Near, but Missed It.

“I WAS once in a certain place where several people were getting what you call ‘converted.’ Indeed, I was within the toss of a halfpenny of being converted myself; but it all passed off again, and I have never been troubled with those kind of feelings since.”
So spake a fashionable lady as she sat at dinner with an officer in the army, as gay and thoughtless as herself. Alas! to be so close to the blessing, and yet to miss it! If that lady should ever reach eternal perdition, what unutterable remorse will the memory of those flippant words bring her! “Within the toss of a halfpenny of being converted”! Whatever her words might have really meant, they left the heart-saddening impression that she had been once amongst the “almost persuaded.” But there had been no real work wrought in her soul. Felix “trembled,” but it only made him wish to get away from the searching light of the truth― “judgment to come.” “Go thy way for this time; when I have a convenient season, I will call for thee,” were words which made only too apparent his true condition. But we are not told that he ever “trembled” again under the word of God, or ever found “the convenient season” he presumed upon.
“Near to the door, and the door stood wide,
Close to the port, but not inside;
Almost persuaded to give up sin,
Almost persuaded to enter in;
Almost persuaded to count the cost,
Almost a Christian, and yet lost.”
A Christian man still lives in the north of England who was once as near to damnation as the lady just spoken of was near to salvation. He had spent all, at least to his last halfpenny. How should he spend that? He was despairingly miserable at the moment. But could he not find a short way out of it? “Oh, yes,” whispered his old master; “you have just got enough to pay the bridge-toll. Pay your halfpenny, and jump from the bridge into the river below, and end your misery.” He obeyed. The solitary coin was paid, the bridge was reached. Now for it! End your misery! But wait, whispered another voice, will it end your misery? “AFTER DEATH THE JUDGMENT”! Jumping into the jaws of death will not end your misery. It was enough. He fled from the bridge. God had spoken; his precious soul was ultimately saved, and today he is a rejoicing Christian.
Truly, if we may use the poor worldling’s words, he was literally within the “toss of a halfpenny” of eternal damnation, yet, through grace, he missed it, and his old master missed him. Thrice happy he!
Are you aware, my reader, that you are getting perilously near—not, perhaps, to your last halfpenny, but to your last half-hour of gospel opportunity? Have you yet seen nothing in Christ to attract you? Nothing in your own deep need to drive you to Him? Well, remember, as a general rule, people die as they live; and remember that SALVATION MISSED IS DAMNATION REACHED. If you continue in your sins, EARTH ONCE LEFT IS HEAVEN FOREVER LOST.
Are you feeling the burden of sin? Are you realizing the world’s emptiness? Are you discovering what a dupe of the devil you have been? ―what drudgery his service is? Oh, turn to God from your idols. He will bless you.
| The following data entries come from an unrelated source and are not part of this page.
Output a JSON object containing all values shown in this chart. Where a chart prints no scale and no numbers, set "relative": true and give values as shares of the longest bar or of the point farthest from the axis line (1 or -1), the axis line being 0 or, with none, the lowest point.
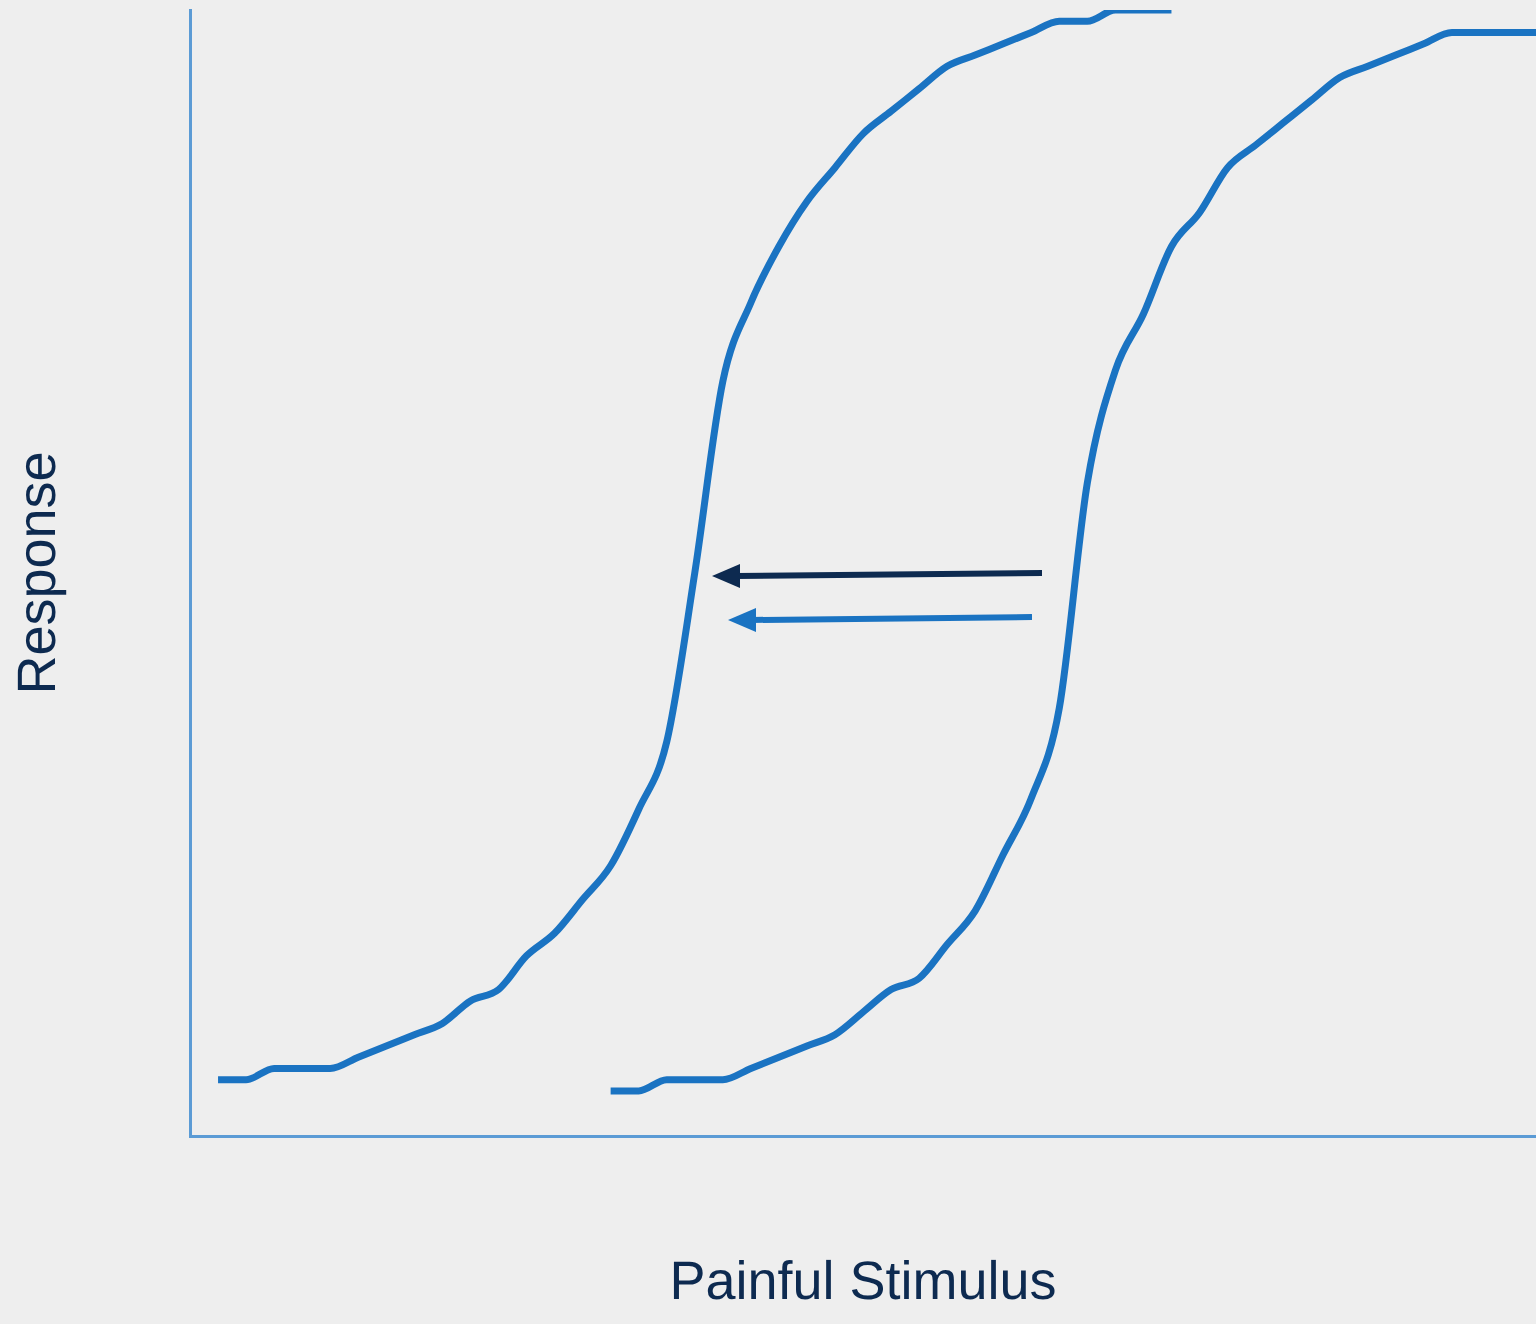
{
  "chart_data": {
    "type": "line",
    "relative": true,
    "xlabel": "Painful Stimulus",
    "ylabel": "Response",
    "grid": false,
    "legend": false,
    "marker": "none",
    "tick_labels": false,
    "categories": [
      null,
      null,
      null,
      null,
      null,
      null,
      null,
      null,
      null,
      null,
      null,
      null,
      null,
      null,
      null,
      null,
      null,
      null,
      null,
      null,
      null,
      null,
      null,
      null,
      null,
      null,
      null,
      null,
      null,
      null,
      null,
      null,
      null,
      null,
      null,
      null,
      null,
      null,
      null,
      null,
      null,
      null,
      null,
      null,
      null,
      null,
      null,
      null,
      null
    ],
    "series": [
      {
        "color": "#1a73c2",
        "values": [
          null,
          0.05,
          0.05,
          0.06,
          0.06,
          0.06,
          0.07,
          0.08,
          0.09,
          0.1,
          0.12,
          0.13,
          0.16,
          0.18,
          0.21,
          0.24,
          0.29,
          0.35,
          0.5,
          0.67,
          0.74,
          0.79,
          0.83,
          0.86,
          0.89,
          0.91,
          0.93,
          0.95,
          0.96,
          0.97,
          0.98,
          0.99,
          0.99,
          1,
          1,
          1,
          null,
          null,
          null,
          null,
          null,
          null,
          null,
          null,
          null,
          null,
          null,
          null,
          null
        ]
      },
      {
        "color": "#1a73c2",
        "values": [
          null,
          null,
          null,
          null,
          null,
          null,
          null,
          null,
          null,
          null,
          null,
          null,
          null,
          null,
          null,
          0.04,
          0.04,
          0.05,
          0.05,
          0.05,
          0.06,
          0.07,
          0.08,
          0.09,
          0.11,
          0.13,
          0.14,
          0.17,
          0.2,
          0.25,
          0.3,
          0.38,
          0.58,
          0.68,
          0.73,
          0.79,
          0.82,
          0.86,
          0.88,
          0.9,
          0.92,
          0.94,
          0.95,
          0.96,
          0.97,
          0.98,
          0.98,
          0.98,
          0.98
        ]
      }
    ]
  }
}
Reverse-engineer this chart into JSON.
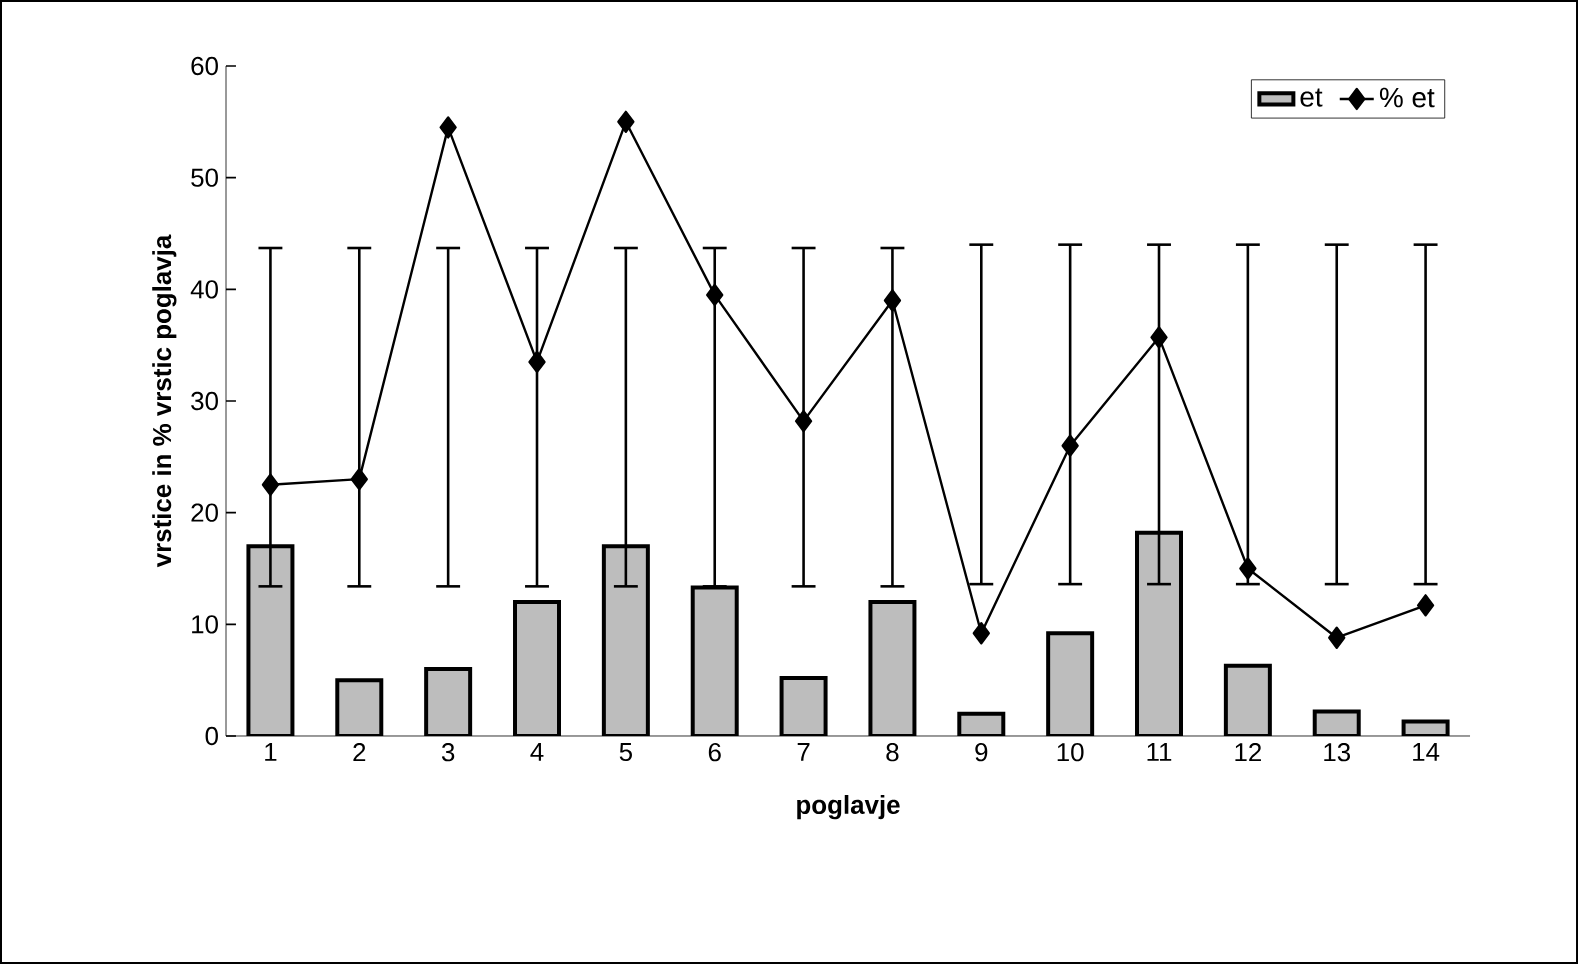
{
  "chart_data": {
    "type": "bar",
    "xlabel": "poglavje",
    "ylabel": "vrstice in % vrstic poglavja",
    "categories": [
      "1",
      "2",
      "3",
      "4",
      "5",
      "6",
      "7",
      "8",
      "9",
      "10",
      "11",
      "12",
      "13",
      "14"
    ],
    "series": [
      {
        "name": "et",
        "type": "bar",
        "color": "#bdbdbd",
        "values": [
          17,
          5,
          6,
          12,
          17,
          13.3,
          5.2,
          12,
          2,
          9.2,
          18.2,
          6.3,
          2.2,
          1.3
        ]
      },
      {
        "name": "% et",
        "type": "line",
        "color": "#000000",
        "marker": "diamond",
        "values": [
          22.5,
          23,
          54.5,
          33.5,
          55,
          39.5,
          28.2,
          39,
          9.2,
          26,
          35.7,
          15,
          8.8,
          11.7
        ],
        "errors": [
          [
            13.4,
            43.7
          ],
          [
            13.4,
            43.7
          ],
          [
            13.4,
            43.7
          ],
          [
            13.4,
            43.7
          ],
          [
            13.4,
            43.7
          ],
          [
            13.4,
            43.7
          ],
          [
            13.4,
            43.7
          ],
          [
            13.4,
            43.7
          ],
          [
            13.6,
            44
          ],
          [
            13.6,
            44
          ],
          [
            13.6,
            44
          ],
          [
            13.6,
            44
          ],
          [
            13.6,
            44
          ],
          [
            13.6,
            44
          ]
        ]
      }
    ],
    "ylim": [
      0,
      60
    ],
    "yticks": [
      0,
      10,
      20,
      30,
      40,
      50,
      60
    ],
    "grid": false,
    "legend": "top right"
  }
}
Are you longing for deliverance, sighing for peace? The precious blood of Christ is all you need for a guilty, upbraiding conscience; His changeless love is enough for the cravings of an aching breast.
There are, no doubt, tens of thousands in hell this moment of whom it might be said, They were once near salvation, very near, but they missed it. May such never be true of you. “Behold, now is the accepted time; behold, now is the day of salvation” (2 Cor. 6:2). “Be it known unto you... that through this Man is preached unto you the forgiveness of sins: and by Him all that believe are justified from all things” (Acts 13:38,39).
Let “this Man” have your confidence. God has raised Him from the dead, and glorified Him. He has God’s full confidence, for He has committed all things into His hand (John 3:35). Let Him have yours. “Whosoever believeth in Him shall receive remission of sins” (Acts 10:43).